The COVID-19 pandemic has impacted industries all around the world, but among the hardest-hit are those that work in the travel/tourism sector. Severely-impacted countries have closed their borders, and airlines have been severely affected by the economic effects of various lockdown measures around the world.
However, the question remains: when the world returns to a degree of normalcy and air travel resumes, how safe will it be to travel on an airplane? According to new report from Forbes, air travel might not be as dangerous as first feared.
Wuhan restaurant case study
The report makes reference to a case study in Guangzhou, China, where an outbreak of the coronavirus involved 3 family clusters in an air-conditioned restaurant. As the restaurant was an enclosed, air-conditioned space, some similarities can be drawn to air travel.
Nine diners were infected with COVID-19 in the restaurant, with the source being a single diner from Wuhan. The following diagram illustrates how the spread happened:
If you look at the seating arrangements, two people were infected while sitting next to the customer from Wuhan (A1). Despite sitting at a distance of about 10 feet from table C and B, the infection still spread to customers on those tables. It’s worth noting that customers—while asymptomatic at the time—could have spread the virus to others in the restaurant in a chain sequence.
Apparently, the key thing to understand here is the role that airflow plays in the spread of the coronavirus. Most conventional air conditioners work by cooling, and recycling the air within a space. This crucial point is where comparisons are drawn with the airflow and ventilation within aircraft.
How does this affect air travel?
According to researchers, air conditioners could affect the way respiratory droplets move in the air:
“Virus transmission in this outbreak cannot be explained by droplet transmission alone. Larger respiratory droplets remain in the air for only a short time and travel only short distances. However, strong airflow from the air conditioner could have propagated droplets.”
However, airflow and ventilation works a little differently in an airplane. While the flow of air in an enclosed restaurant moves in a horizontal manner, aircraft ventilation moves the air in a vertical pattern instead.

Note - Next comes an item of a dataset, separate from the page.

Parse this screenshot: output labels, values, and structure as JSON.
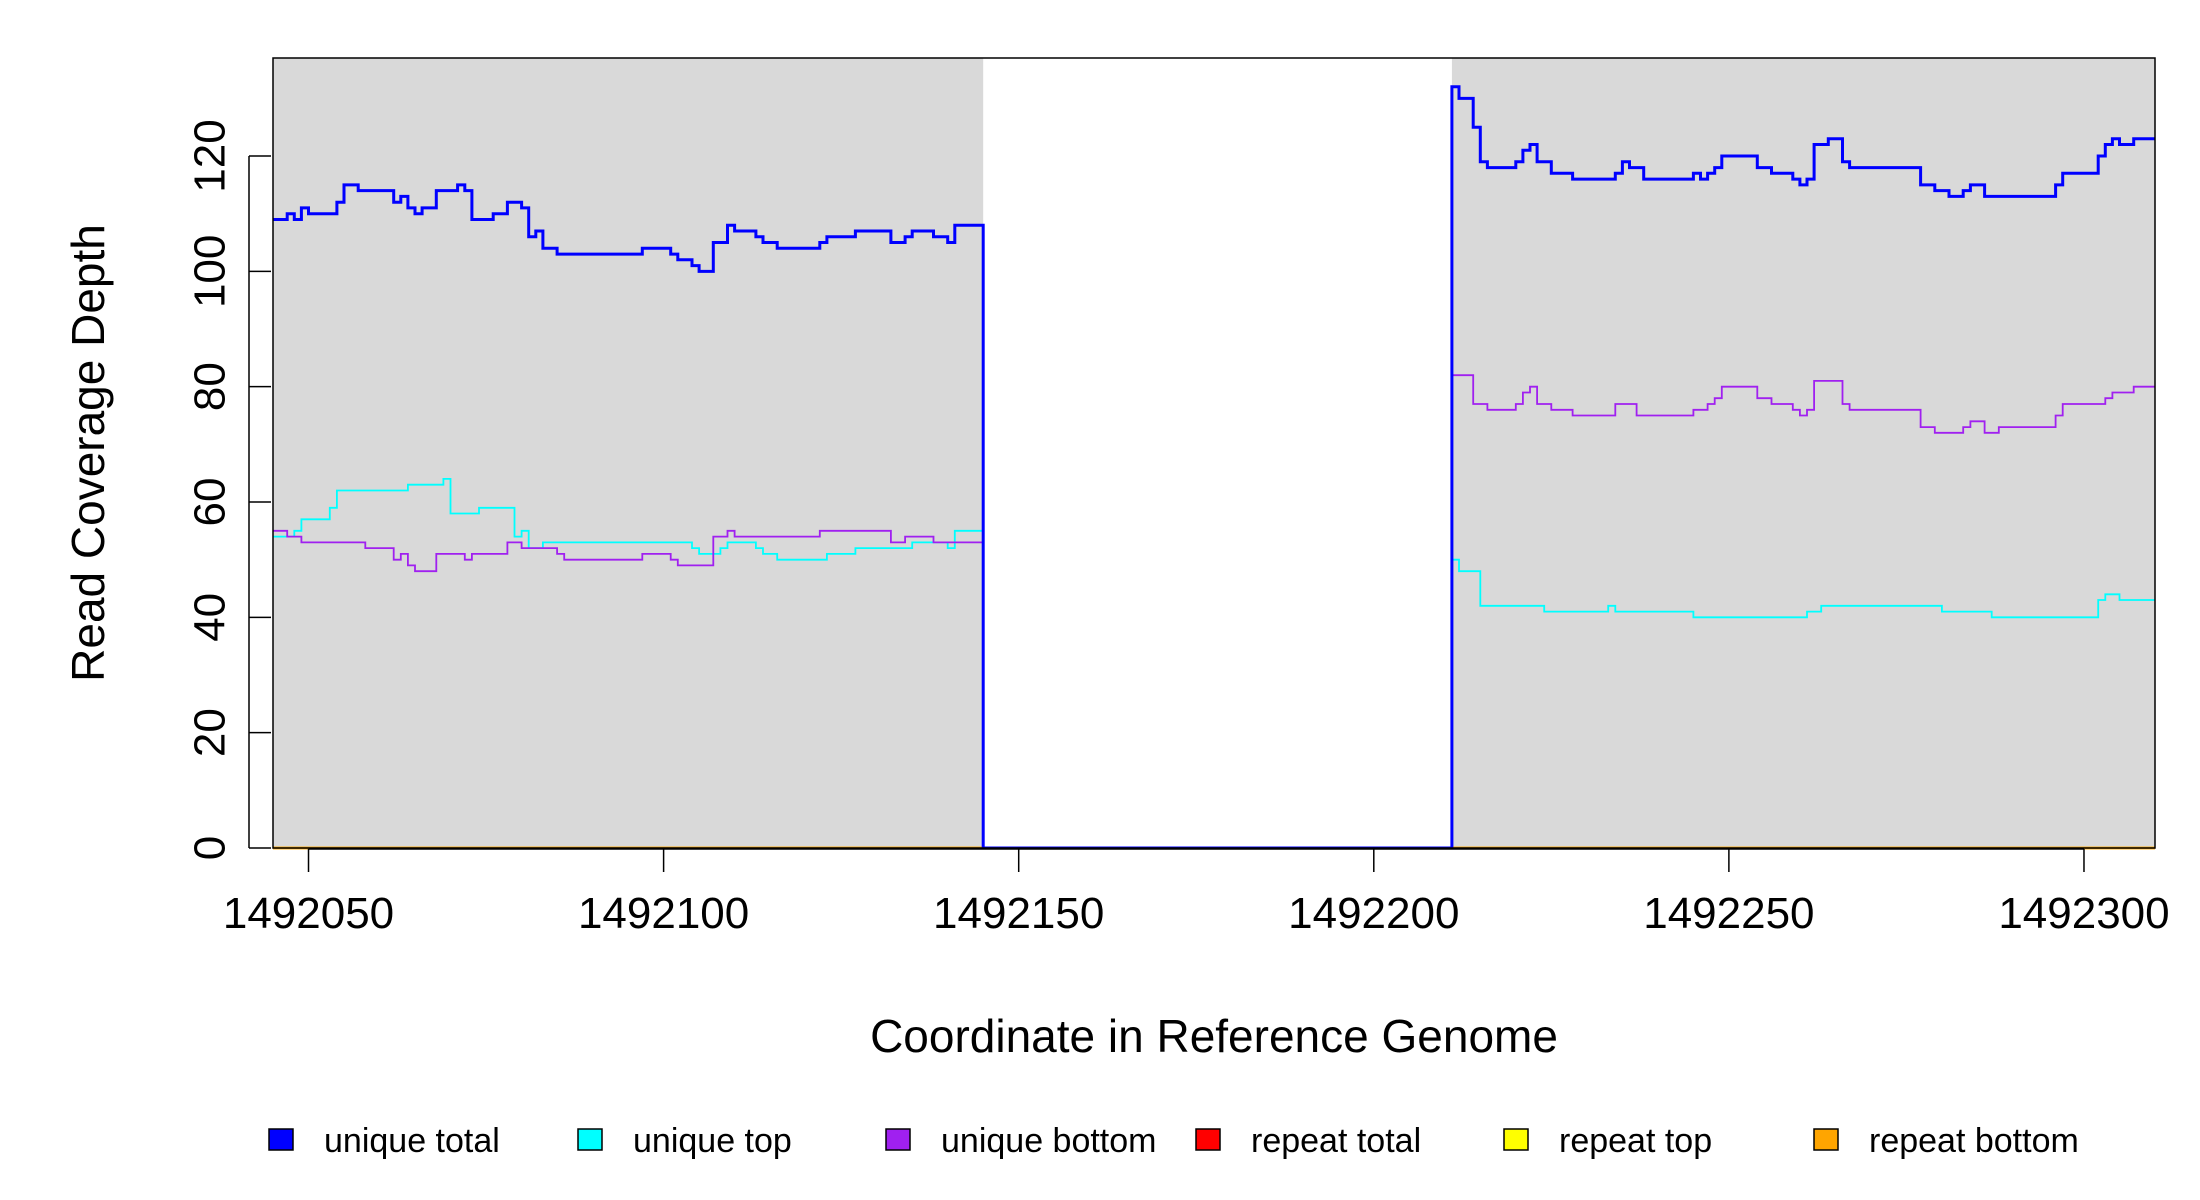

Airplane ventilation systems push air in from the top and sides, and the air is then filtered through grilles on the floor of the aircraft. Additionally, most aircraft are equipped with HEPA filters that supposedly catch 99.97% of particles, according to the Civil Aviation Administration (CAA) of China. Meanwhile, the European Union Aviation Safety Agency has also stated that HEPA filters work well to stop “particles of the SARS-Cov-2 virus size”.
Additionally, the air within an airplane cabin is usually mixed with fresh air, although recycled cabin air is mixed in. The CAA claims that due to the “very small” flow of air in a horizontal pattern in aircraft, “diseases will not pass through the aircraft air conditioning system”.